Kommunale Selbstverwaltung vor Ort geht nach unserem Verständnis anders!
Vielen Dank für die Aufmerksamkeit.
Noch ein paar Anmerkungen zu den Anträgen der CDU:
Schon im Hauptausschuss habe ich nach der Stellungnahme von Lars Hartwig die Vermutung aufgestellt, dass die CDU eine unerschöpfliche Geldquelle aufgetan hat oder können sie vielleicht wie im grimmschen Märchen die Müllers Tochter mit Unterstützung Rumpelstilzchens Stroh zu Gold spinnen?
Zu 1: Feuerwehr
Die Einleitung und die Begründung können wir voll unterstützen. Nur frage ich mich, wo in der Finanzplanung für 2023 und 2024 zusätzlich fast € 2 Millionen herkommen sollen?! Vielleicht schafft die CDU-Landesregierung ein 100 % Rumpelstilzchen-Förderprogramm speziell für Spenge. Das Wecken von Hoffnungen, die nicht zu erfüllen sind, ist gerade vor dem Hintergrund zu erwartender Einnahmerückgänge einfach nicht seriös.
Zu 2: Wegeverbindungen
Grundsätzlich ist es überlegenswert, dort auch in den Folgejahren etwas Geld für weitere Verbesserung der Wege rund um die Werburg und die Mühlenburg zur Verfügung zu stellen. Hier ist es sinnvoll, dass im Fachausschuss nochmal zu besprechen. Aber auch hier fehlt ein Vorschlag, wie es finanziert werden soll. Es wird der Eindruck erweckt, dass man die Finanzplanung für die kommenden Jahre einfach unentwegt aufblähen kann.

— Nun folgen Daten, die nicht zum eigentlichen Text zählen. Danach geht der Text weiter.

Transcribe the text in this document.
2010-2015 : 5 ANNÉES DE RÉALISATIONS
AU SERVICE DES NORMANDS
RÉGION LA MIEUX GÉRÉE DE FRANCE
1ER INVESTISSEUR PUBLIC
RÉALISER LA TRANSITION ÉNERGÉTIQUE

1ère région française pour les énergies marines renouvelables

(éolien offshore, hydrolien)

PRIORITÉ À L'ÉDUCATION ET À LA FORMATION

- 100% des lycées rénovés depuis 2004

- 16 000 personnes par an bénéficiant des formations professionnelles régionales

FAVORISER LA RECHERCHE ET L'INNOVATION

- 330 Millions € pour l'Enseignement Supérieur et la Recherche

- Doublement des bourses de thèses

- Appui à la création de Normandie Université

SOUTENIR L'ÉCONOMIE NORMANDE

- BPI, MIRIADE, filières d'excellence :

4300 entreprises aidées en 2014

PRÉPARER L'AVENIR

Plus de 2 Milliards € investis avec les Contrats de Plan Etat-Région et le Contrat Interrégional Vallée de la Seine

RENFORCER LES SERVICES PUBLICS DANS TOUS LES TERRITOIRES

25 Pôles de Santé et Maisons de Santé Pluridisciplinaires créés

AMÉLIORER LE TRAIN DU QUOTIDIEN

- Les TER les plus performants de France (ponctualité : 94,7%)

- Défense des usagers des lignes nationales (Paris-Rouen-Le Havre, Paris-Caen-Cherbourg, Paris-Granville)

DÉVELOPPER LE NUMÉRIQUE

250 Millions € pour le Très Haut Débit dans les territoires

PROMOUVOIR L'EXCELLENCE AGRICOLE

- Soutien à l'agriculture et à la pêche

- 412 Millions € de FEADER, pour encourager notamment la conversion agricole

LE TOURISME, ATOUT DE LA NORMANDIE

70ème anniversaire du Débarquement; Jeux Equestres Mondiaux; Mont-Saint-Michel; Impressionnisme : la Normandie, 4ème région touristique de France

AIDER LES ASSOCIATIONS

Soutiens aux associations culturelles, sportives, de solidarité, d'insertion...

Zu 3: Das Lieblingsthema „Schottergärten“
Im vergangenen Jahr haben wir die Wirksamkeit und Sinnhaftigkeit dieses Beschlusses ausführlich und kontrovers diskutiert. Unsere Meinung dazu ist bekannt. Es ist für uns selbstverständlich, dass die Verwaltung darüber berichtet, wie dieses Projekt abläuft … und ob sich überhaupt Leute finden, die Schottergärten wieder umwandeln wollen. Dazu bedarf es keines zusätzlichen Beschlusses.
Zu 4: Verkauf ungenutzter Gebäude
Hier kann man sicherlich mal einen Blick drauf werfen und prüfen. Aber auch das ist nach unserer Ansicht kein Thema, das einen Haushaltsbeschluss benötigt. Hier wird es eventuell um ein oder zwei Objekte gehen. Aber dann wahrscheinlich nur um den Grundstückswert, die Gebäude sind weitgehend marode und müssten mit hohen Investitionen für den Wohnungsmarkt fit gemacht werden. Die Antragsbegründung vermittelt den Eindruck, dass wir hohe Unterhaltungskosten haben und hohe Gebäudewerte da in der Rücklage haben – dies ist eher unzutreffend.
Außerdem halten wir den Umkehrschluss, dass dort bezahlbarer Miet-Wohnraum entsteht, für unrealistisch. Aufgrund der bisherigen Erfahrungen – wir denken hier auch an die beabsichtigten Doppelhäuser am Lerchenweg – werden dort im freien Markt vermutlich Einfamilienhäuser oder teure Miet- oder Eigentumswohnungen entstehen.